If you enjoyed this you can find all my other ConnectedCoaches blogs here.
I'm not a 'shouty' coach and, in my time with a team used to a previous coach who roared instructions and loudly pointed out errors in match=play and also in training, I was accused of 'not caring' whether the team won or not !!! Don't get me wrong, I will certainly input during the intervals but tend not to issue specific instructions during play as I agree with Rich and the research ... players get better when they are involved in the decision-making process and learn from the outcome, be that a success or otherwise. So if, as a coach, I'm continually issuing specific instructions to specific players in specific situations, making the decisions and (quite needlessly) pointing out errors, how will they know what to do, what decisions to make, in similar situations - especially when I'm not there?In my experience players who have not learned, or been allowed to learn, through games-based decision-making are often much-less confident in their acquired skills and own self. For me, it starts by ensuring the training environment is one where mistakes are allowed so learning can take place ... I hear myself use the word "explore" over and over at training sessions, empowering the players to make mistakes, reflect and discuss with their team mates ... and I'm available if they want to bounce some ideas around. Of course, until a player is confident with any new technical skill or tactical strategy, reverting to 'comfort zone' is inevitable, especially in the more pressured, competitive match situations and I have to recognise and be satisfied with that. However, there will come a time when the 'new' skill/strategy is mastered and consistently, contextually executed during pressured situations. That, to me, demonstrates learning and, importantly, understanding has taken place and the player is capable of making decisions about when or when not to use that skill or strategy in similar scenarios ... how happy am I then!?!

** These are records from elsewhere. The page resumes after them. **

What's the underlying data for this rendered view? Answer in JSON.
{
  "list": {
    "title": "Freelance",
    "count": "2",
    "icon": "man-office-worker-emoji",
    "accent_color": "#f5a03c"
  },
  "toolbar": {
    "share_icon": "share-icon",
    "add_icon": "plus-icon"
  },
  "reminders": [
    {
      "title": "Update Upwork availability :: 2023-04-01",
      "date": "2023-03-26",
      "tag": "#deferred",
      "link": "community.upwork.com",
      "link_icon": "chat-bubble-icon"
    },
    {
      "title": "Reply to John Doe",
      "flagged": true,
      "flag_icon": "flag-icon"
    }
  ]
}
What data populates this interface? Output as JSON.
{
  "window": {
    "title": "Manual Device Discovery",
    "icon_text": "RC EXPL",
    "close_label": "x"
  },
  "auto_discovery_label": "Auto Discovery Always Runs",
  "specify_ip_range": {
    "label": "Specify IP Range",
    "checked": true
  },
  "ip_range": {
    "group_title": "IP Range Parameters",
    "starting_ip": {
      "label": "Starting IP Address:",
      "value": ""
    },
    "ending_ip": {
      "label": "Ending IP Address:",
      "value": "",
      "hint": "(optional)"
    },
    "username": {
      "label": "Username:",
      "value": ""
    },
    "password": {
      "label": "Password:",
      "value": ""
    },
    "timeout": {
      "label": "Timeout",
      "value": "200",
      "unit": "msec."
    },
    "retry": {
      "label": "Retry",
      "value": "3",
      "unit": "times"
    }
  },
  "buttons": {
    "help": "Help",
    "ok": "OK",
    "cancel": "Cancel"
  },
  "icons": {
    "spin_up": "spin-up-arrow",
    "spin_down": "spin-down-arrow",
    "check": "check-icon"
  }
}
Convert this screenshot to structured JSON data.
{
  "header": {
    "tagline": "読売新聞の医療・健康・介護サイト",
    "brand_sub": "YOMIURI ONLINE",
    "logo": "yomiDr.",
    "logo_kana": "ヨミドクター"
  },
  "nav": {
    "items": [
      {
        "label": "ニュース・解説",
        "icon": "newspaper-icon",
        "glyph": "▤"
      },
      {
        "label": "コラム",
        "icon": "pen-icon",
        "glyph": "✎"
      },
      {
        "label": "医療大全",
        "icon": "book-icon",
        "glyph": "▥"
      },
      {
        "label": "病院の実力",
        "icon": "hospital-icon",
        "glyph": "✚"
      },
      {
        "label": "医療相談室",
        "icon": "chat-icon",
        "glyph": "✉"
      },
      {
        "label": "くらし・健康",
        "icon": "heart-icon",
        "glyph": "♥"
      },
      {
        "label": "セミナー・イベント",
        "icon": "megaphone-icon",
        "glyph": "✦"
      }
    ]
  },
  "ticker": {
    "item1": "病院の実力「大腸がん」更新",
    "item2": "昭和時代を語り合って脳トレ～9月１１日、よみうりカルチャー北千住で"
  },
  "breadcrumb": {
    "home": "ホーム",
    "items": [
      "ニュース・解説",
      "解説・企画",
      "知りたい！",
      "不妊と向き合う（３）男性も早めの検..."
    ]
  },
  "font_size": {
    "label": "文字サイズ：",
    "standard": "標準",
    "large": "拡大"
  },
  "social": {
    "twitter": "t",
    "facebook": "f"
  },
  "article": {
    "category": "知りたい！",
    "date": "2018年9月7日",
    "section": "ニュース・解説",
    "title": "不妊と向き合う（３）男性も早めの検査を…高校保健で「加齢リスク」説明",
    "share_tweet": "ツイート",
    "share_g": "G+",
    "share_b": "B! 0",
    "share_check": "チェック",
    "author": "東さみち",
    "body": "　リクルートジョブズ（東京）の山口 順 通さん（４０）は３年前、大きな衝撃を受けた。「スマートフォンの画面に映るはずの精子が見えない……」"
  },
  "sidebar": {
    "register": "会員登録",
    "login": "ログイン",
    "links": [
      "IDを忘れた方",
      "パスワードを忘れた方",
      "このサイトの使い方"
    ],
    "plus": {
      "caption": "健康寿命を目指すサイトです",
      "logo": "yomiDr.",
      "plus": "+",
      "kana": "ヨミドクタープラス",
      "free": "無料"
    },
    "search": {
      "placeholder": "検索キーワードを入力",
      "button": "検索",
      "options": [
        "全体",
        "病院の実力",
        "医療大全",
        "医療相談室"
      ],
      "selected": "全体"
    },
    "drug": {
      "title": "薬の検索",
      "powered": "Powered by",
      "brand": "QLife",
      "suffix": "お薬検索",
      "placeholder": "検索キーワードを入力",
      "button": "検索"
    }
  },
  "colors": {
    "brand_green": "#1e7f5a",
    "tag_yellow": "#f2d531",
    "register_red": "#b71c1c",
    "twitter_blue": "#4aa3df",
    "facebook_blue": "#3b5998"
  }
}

I guess my only question is when or at what age (of player) should a coach move from that nudging/passive matchdays style to a more vocal/helping 'in the moment' one?
Hi KiranThat's a good question that I'm currently searching the answer to.Check my latest blog which suggests I should have adapted coaching style for my u14 group.
Hi Rich,I can't find any blogs from you about this! Do you have the link?
Hi Kiran I think Rich is referring to his teenagers blog that was just published. You can find a list of his blogs here https://www.connectedcoaches.org/people/Clenchiecoach/blogsbut that specific one is here https://www.connectedcoaches.org/spaces/17/coaching-children-ages-5-12/blogs/general/6808/teenagers-why-i-should-have-been-readyCheersRob
I suspect in field sports things are slightly different and there can be more room for input by communicating instructions, but in my sport of athletics, I suspect many of the coaches shouting instructions are doing it to make themselves look knowledgable rather than directly helping the athlete. Just my opinion...
I agree wholeheartedly with Andy Poppleton. In my sports of swimming, running and triathlon the athletes can't really hear what the coach is saying anyway. If their performance depends on your instructions from the sidelines, you have done them a disservice. I reckon coaches shouting instructions are doing it to make themselves look good (as Andy said) or because they feel they have to be seen to do 'something' or they're bored and want to do 'something'. I also worry about coaches giving athletes detailed instructions at the start of a race. In most cases, I reckon it only makes them nervous. Exceptions would be if you have a particular athlete that likes that interaction, or you've just found out something that they need to know. By briefing them prior to the race, they become reliant on the coach - what happens if you can't get there one day?